ラブレターの差出人は、同じクラスの『姫』だった。

 ゴールデンウィークを目前に控えた四月の終わり。

「支部予選、突破した」
「わあ、すごい! おめでとうございます!!」

 無事インハイの支部予選会に出場し、圧倒的なタイムで都大会への切符を手に入れた初は、

「……補習、確定した」
「わあ、すごい点数ですね……。ご愁傷さまです」

 数IIの小テストで大コケした結果、補習の切符も手に入れた。

「何が『すごい点数』だ。半分はお前のせいだかんな、いてこますぞコラ」
「『いてこます』って、どういう意味ですか?」

 いつもより口汚く言い返した初は、勇助の質問を無視して大仰にそっぽを向いた。
『いてこます』の意味は結局教えてもらえなかったが、文脈的に『しばく』等と同じような関西風のスラングだろうと、勇助は心の中で結論づけた。

 支部予選会を終え、今度は都大会への出場が決まっている初は、いつも忙しそうで、眠そうだった。
 今日も左隣の席には、少し色褪せたスモーキーピンクの頭が机に突っ伏している。
 魂が抜けたように赤点の答案用紙を見つめる初の顔を思い出すと、勇助はいつもより丁寧にノートを取った。

 そして大型連休もあっという間に終わると、初はその週末に開催された都大会も危なげなく突破した。

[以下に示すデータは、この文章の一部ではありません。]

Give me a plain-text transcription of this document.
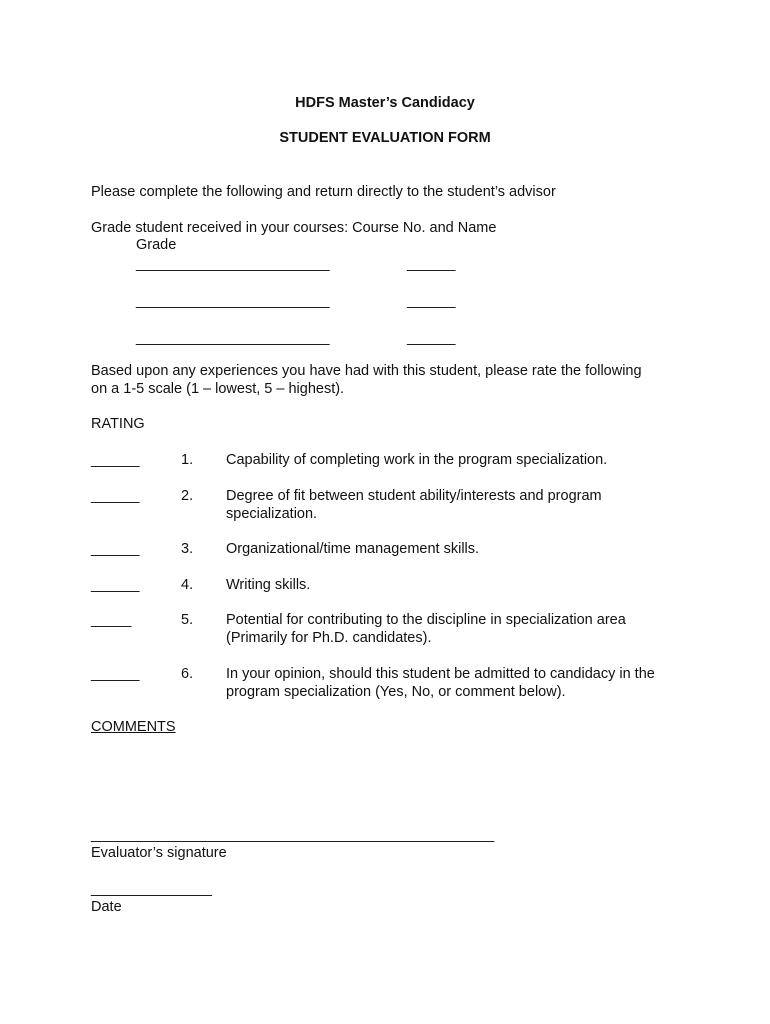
HDFS Master’s Candidacy
STUDENT EVALUATION FORM
Please complete the following and return directly to the student’s advisor
Grade student received in your courses: Course No. and Name
Grade
________________________	______
________________________	______
________________________	______
Based upon any experiences you have had with this student, please rate the following
on a 1-5 scale (1 – lowest, 5 – highest).
RATING
______	1. Capability of completing work in the program specialization.
______	2. Degree of fit between student ability/interests and program
specialization.
______	3. Organizational/time management skills.
______	4. Writing skills.
_____	5. Potential for contributing to the discipline in specialization area
(Primarily for Ph.D. candidates).
______	6. In your opinion, should this student be admitted to candidacy in the
program specialization (Yes, No, or comment below).
COMMENTS
__________________________________________________
Evaluator’s signature
_______________
Date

「はじめさん、都大会で三位……ってことは、東京都で三番目に足の速い高校生なんですね。すごい!」
「おうよ、もっと崇めろ。
 ちなみに多摩響(たまゆら)市内ではオレが最速だから。
 今のうちにサイン書いといてやろうか?」
「なるほど、はじめさんは『多摩響最速の男』というわけですね!」
「多摩響最速の男……って、なんかあんましカッコよくねーな」
「あと、サインですが……うーん、そしたらこれにでも書いてもらえますか」
「…………」

 勇助が初に寄越したのは、生徒手帳の余白ページだった。
 初は「未来のオリンピアンに随分ナメた真似してくれんじゃねーか」と文句を垂れつつ、満更でもない様子で『姫嶋 初』と、その余白に見慣れた字体で記名をした。

「ありがとうございます、未来のオリンピアンさん」

「……あんな大口叩いたけど、次の南関東は自己ベスト更新しねえと厳しいんだよな」

 消えそうな声でなにかを呟き、生徒手帳を渡した初の表情が翳る。

「……? はじめさん、今なにか言いましたか?」
「……なんでもない。
 それより手帳、永久保存しとけよ。将来プレミア付くから」
「はい!
 高値で売れるその日まで大事に取っておきます!!」
「お前意外と現金だな。
 ……そうだ。忘れてたけど、これ。返すわ」

 そう言って初がパーカーのポケットから取り出したのは、いつぞやの『何でも言うこと一つきく券』だった。

「でもこれ、もう使って……」
「お前が言った『あの日オレが書いた手紙をもう一度お前に渡す』の、無理だったから無効だ。
 あんの腹黒王子、なぜかオレの手紙だけ校内の古紙回収コーナーに捨てたらしくて『資源としてリサイクルされてるといいね』とかほざいてたわ。
 大急ぎで見に行ったけど、手遅れだった。書いた内容もとっくに忘れちまったし……悪かったな」
「いえ……でも本当に、もう一度頂いても良いんですか?」
「おう。だってお前、こういうの悪用するようなタイプじゃねーだろ。

 ……それに、あんな手紙にこだわんなくたって。お前ならいつかきっと、ちゃんとしたラブレターを書いて、渡してくれる奴が現れるよ」
「え……?」

 勇助が訊き返すと、初は「なんでもねえ」と言って机に突っ伏してしまった。

 初が勇助に宛てた"ラブレター"。
 靴箱に投函されたあの日から、ずっと中身を知りたいと思い続けてきたが、その一言で未練が完全になくなった。

「はじめさん、ありがとうございます。
 ……そんなラブレターを貰えた日には、天にも舞い上がるような気持ちになるんでしょうね」
「なんだよ、聞こえてんじゃねーか!!」

 机から飛び起きた初が真っ赤な顔で吠えたと同時に、始業を報せる鐘が鳴った。

「はじめさん、次はまた数Ⅱですよ。移動しないと」
「うっわ、やべ!」

 初は勢いよく立ち上がり、颯爽と教室を去っていった。
 遠のいていく軽快な足音を聞きながら、勇助は机に教科書を広げた。

 中間試験が、間近に控えていた。